Thank you for your response. I have not filed for bankruptcy yet, but will need to soon. The LLC was formed with my business partner and had no relationship with the later C Corp which was formed with my 401k rollover. The LLC had obtained an SBA loan that my partner and I both signed personal guarantees on. Our business was failing, we fell behind on payments on the loan and the bank urged us to close so we did. Hence my business partner filed for personal bankruptcy and discharged his debts.

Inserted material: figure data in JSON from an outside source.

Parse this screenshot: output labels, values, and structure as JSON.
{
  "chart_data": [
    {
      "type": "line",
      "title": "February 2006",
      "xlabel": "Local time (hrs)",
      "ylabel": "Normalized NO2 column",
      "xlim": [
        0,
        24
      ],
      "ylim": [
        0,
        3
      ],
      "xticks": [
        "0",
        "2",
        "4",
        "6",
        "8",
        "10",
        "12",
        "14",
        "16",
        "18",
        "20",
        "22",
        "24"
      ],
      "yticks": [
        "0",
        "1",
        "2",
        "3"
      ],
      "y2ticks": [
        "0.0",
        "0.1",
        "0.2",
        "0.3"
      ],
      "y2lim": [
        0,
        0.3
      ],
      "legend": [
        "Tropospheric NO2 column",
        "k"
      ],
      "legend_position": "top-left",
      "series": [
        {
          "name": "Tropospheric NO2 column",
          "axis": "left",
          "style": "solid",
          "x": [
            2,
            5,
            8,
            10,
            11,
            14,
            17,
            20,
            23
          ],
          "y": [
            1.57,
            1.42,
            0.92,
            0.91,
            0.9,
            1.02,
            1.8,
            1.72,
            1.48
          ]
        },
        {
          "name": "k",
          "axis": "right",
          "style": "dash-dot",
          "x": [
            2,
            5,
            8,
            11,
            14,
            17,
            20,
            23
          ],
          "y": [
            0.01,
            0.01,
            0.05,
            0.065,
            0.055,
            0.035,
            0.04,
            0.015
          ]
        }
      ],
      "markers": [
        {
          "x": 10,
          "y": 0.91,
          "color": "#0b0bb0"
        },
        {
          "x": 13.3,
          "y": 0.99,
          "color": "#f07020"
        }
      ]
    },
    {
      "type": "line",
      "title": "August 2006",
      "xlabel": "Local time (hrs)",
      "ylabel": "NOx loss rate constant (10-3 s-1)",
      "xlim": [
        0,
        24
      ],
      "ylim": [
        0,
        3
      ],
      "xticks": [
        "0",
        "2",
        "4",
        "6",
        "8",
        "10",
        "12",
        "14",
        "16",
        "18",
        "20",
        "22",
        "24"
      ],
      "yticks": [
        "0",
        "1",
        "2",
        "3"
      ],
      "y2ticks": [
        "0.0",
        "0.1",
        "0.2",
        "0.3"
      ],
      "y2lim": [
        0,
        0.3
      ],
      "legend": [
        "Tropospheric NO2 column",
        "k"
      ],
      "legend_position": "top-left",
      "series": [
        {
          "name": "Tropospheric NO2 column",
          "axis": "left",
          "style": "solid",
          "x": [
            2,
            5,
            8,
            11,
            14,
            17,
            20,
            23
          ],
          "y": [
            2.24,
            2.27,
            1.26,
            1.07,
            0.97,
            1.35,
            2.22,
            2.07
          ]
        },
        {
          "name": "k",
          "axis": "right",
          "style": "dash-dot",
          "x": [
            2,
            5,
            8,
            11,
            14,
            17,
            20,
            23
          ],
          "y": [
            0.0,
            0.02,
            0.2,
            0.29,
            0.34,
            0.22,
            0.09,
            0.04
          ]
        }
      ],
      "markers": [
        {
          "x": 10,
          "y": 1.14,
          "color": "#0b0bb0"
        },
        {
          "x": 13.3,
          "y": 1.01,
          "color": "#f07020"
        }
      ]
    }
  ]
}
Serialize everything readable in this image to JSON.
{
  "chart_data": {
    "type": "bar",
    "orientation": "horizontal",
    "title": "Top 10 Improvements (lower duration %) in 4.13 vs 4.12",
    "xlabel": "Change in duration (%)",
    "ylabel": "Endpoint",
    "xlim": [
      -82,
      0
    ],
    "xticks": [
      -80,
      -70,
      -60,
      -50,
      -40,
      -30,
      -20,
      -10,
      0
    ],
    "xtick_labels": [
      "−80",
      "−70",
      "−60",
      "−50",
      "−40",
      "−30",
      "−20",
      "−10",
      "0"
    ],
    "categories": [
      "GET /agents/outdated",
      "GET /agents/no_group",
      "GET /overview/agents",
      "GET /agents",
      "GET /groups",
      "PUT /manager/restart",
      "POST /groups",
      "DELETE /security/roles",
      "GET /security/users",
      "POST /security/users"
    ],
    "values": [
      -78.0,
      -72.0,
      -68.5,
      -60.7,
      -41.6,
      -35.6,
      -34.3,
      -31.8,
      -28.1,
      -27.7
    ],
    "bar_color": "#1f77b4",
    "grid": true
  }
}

The C Corp was created thru a 401k rollover of my past employer in which [the company] contends is completely legal and exempt under ERISA law. However, as I read, there are so many blogs saying the assets of the C Corp are not exempt and others that say there are. The C Corp itself has zero debt and is not filing. The "qualified profit sharing plan" stock owns 99% shares and myself and wife own 1% share. My understanding is that it is a separate entity that my wife and I are employees of. Ive talked to lawyers in my area who believe I was scammed by setting this up, I cant see this and other companies doing these plans if they werent legal.
The issue for me is, whether a Bankruptcy Trustee will find the C Corp assets exempt or as personal assets that will be liquidated and sold. I am having trouble finding a TAX/ERISA/BANKRUPTCY lawyer that has knowledge of all 3 as it is apparent that most of the consumer bankruptcy lawyers only want the simple black and white cases and shuttle you through their office like cattle. Not many attorneys are familar with Rollovers for a Business Startup Plan (ROBS)
this is an exerpt of some of the stuff I read:
Asset Protection for Owner-Only Plans
Any plan that is classified as ERISA will be protected inside or outside of a bankruptcy proceeding. However, if a retirement plan benefits only the owner of the plan and their spouse, it is not considered to be an ERISA plan and it will not qualify for protection. In a bankruptcy proceeding, owner-only plans are not at risk. If there is no bankruptcy proceeding, the plan will still be protected if non-owner participants are added to the retirement plan. This means that if you add other participants, the plan is no longer owner-only and it will be protected. This is one of the best ways to protect any owner-only retirement plan.